No offering of securities shall be made except by means of a prospectus meeting the requirements of Section 10 of the U.S. Securities Act of 1933, as amended, and applicable European regulations. Subject to certain exceptions to be approved by the relevant regulators or certain facts to be ascertained, the public offer will not be made directly or indirectly, in or into any jurisdiction where to do so would constitute a violation of the laws of such jurisdiction, or by use of the mails or by any means or instrumentality (including without limitation, facsimile transmission, telephone and the internet) of interstate or foreign commerce, or any facility of a national securities exchange, of any such jurisdiction.

 

This announcement and related materials do not constitute in France an offer for ordinary shares in Alpha Beta Netherlands Holding N.V. The relevant final terms of the proposed business combination transaction will be disclosed in the information documents reviewed by the competent European market authorities.

 

PARTICIPANTS IN THE SOLICITATION

NYSE Euronext, Deutsche Boerse AG, Holding and their respective directors and executive officers and other members of management and employees may be deemed to be participants in the solicitation of proxies from NYSE Euronext stockholders in respect of the proposed business combination transaction.
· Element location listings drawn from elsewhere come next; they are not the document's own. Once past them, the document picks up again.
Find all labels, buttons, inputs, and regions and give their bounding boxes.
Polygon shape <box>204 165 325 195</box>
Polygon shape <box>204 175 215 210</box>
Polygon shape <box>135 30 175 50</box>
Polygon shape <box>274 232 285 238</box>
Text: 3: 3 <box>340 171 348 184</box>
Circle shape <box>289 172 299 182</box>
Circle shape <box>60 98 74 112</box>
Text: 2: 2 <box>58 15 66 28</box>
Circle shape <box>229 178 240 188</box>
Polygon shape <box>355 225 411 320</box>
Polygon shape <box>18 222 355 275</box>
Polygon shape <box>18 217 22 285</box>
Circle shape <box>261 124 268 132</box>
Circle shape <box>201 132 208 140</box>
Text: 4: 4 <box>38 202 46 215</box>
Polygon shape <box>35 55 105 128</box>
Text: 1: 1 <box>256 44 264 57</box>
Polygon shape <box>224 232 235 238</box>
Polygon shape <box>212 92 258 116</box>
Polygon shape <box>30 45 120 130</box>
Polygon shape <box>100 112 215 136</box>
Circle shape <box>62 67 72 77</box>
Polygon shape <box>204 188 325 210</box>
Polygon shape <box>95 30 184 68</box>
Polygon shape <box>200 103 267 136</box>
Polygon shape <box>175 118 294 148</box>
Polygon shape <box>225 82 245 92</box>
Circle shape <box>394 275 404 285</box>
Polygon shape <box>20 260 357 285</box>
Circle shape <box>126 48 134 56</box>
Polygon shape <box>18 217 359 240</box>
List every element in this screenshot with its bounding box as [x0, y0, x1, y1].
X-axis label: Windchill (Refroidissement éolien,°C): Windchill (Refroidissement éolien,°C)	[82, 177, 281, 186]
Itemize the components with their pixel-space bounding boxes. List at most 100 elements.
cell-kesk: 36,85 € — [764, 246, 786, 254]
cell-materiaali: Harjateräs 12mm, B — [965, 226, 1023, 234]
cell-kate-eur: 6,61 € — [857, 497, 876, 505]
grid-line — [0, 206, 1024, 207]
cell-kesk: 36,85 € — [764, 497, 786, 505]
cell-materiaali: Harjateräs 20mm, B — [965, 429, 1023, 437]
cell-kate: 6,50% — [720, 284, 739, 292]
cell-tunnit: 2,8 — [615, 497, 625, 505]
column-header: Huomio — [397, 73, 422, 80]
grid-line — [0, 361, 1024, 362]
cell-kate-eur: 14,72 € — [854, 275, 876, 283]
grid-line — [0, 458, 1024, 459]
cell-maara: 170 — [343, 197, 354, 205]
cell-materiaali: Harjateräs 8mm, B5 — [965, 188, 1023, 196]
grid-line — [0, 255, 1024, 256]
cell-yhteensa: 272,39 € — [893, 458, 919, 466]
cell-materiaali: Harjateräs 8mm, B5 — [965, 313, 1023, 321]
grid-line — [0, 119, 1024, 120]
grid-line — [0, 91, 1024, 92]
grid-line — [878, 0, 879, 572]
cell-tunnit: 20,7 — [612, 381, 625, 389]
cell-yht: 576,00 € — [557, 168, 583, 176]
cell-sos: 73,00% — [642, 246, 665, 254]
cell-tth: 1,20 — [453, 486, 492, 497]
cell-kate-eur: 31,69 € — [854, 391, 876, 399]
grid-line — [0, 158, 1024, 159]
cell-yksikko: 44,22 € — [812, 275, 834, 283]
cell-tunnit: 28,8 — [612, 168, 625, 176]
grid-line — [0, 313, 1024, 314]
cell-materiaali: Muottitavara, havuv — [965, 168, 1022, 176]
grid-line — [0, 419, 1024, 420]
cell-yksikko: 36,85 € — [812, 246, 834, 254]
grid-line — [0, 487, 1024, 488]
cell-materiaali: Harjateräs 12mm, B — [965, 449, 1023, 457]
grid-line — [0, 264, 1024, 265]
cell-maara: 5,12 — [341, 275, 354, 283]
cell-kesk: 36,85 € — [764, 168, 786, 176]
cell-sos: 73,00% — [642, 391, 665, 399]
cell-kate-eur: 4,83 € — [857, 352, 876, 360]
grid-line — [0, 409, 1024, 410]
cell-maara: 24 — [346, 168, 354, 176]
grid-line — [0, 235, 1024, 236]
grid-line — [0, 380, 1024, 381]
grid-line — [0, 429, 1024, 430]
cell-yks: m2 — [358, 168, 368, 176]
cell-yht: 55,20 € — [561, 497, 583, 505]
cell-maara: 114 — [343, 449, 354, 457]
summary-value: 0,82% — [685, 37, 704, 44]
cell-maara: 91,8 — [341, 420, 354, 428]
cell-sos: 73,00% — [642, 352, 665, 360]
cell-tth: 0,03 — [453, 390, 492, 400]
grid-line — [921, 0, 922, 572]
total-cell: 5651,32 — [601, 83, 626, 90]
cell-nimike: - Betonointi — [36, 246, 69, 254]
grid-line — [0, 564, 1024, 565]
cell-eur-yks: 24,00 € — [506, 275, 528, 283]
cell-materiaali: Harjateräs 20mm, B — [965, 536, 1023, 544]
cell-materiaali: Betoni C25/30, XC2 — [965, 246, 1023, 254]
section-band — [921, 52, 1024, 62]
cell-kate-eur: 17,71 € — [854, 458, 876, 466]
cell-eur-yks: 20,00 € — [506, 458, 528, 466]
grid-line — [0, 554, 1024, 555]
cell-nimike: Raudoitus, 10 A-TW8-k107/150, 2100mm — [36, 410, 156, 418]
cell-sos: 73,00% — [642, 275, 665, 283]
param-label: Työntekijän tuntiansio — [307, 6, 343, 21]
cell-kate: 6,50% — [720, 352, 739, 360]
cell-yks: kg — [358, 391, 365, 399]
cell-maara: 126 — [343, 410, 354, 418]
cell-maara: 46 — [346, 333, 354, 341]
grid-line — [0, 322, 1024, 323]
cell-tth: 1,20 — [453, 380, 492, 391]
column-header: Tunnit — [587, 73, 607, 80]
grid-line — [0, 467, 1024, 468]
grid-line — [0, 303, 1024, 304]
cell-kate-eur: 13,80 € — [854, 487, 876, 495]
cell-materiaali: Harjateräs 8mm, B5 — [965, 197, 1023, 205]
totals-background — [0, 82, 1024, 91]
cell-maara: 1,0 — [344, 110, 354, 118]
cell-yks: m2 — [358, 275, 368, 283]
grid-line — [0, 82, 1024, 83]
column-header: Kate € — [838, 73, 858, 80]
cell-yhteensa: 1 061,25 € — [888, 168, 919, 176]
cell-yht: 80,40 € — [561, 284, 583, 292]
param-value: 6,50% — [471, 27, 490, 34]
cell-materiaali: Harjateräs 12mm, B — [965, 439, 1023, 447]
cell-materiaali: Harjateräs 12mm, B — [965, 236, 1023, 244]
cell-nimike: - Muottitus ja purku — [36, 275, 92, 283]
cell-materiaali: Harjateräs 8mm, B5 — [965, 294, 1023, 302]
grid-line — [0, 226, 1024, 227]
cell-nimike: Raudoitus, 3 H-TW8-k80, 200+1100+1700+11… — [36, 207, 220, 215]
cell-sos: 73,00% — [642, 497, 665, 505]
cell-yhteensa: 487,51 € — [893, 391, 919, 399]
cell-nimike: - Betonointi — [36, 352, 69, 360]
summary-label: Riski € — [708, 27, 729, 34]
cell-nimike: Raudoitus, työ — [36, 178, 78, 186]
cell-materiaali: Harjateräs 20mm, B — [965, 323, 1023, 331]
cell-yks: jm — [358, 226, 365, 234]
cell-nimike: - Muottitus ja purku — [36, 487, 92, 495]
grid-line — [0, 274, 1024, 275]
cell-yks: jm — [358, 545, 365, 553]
Additional information regarding the interests of such potential participants will be included in the proxy statement/prospectus and the other relevant documents filed with the SEC if and when they become available.

 

FORWARD-LOOKING STATEMENTS

This document includes forward-looking statements about NYSE Euronext, Deutsche Boerse AG, Holding, the enlarged group and other persons, which may include statements about the proposed business combination, the likelihood that such transaction could be consummated, the effects of any transaction on the businesses of NYSE Euronext or Deutsche Boerse AG, and other statements that are not historical facts. By their nature, forward-looking statements involve risks and uncertainties because they relate to events and depend on circumstances that may or may not occur in the future. Forward-looking statements are not guarantees of future performance and actual results of operations, financial condition and liquidity, and the development of the industries in which NYSE Euronext and Deutsche Boerse AG operate may differ materially from those made in or suggested by the forward-looking statements contained in this document. Any forward-looking statements speak only as at the date of this document. Except as required by applicable law, none of NYSE Euronext, Deutsche Boerse AG or Holding undertakes any obligation to update or revise publicly any forward-looking statement, whether as a result of new information, future events or otherwise.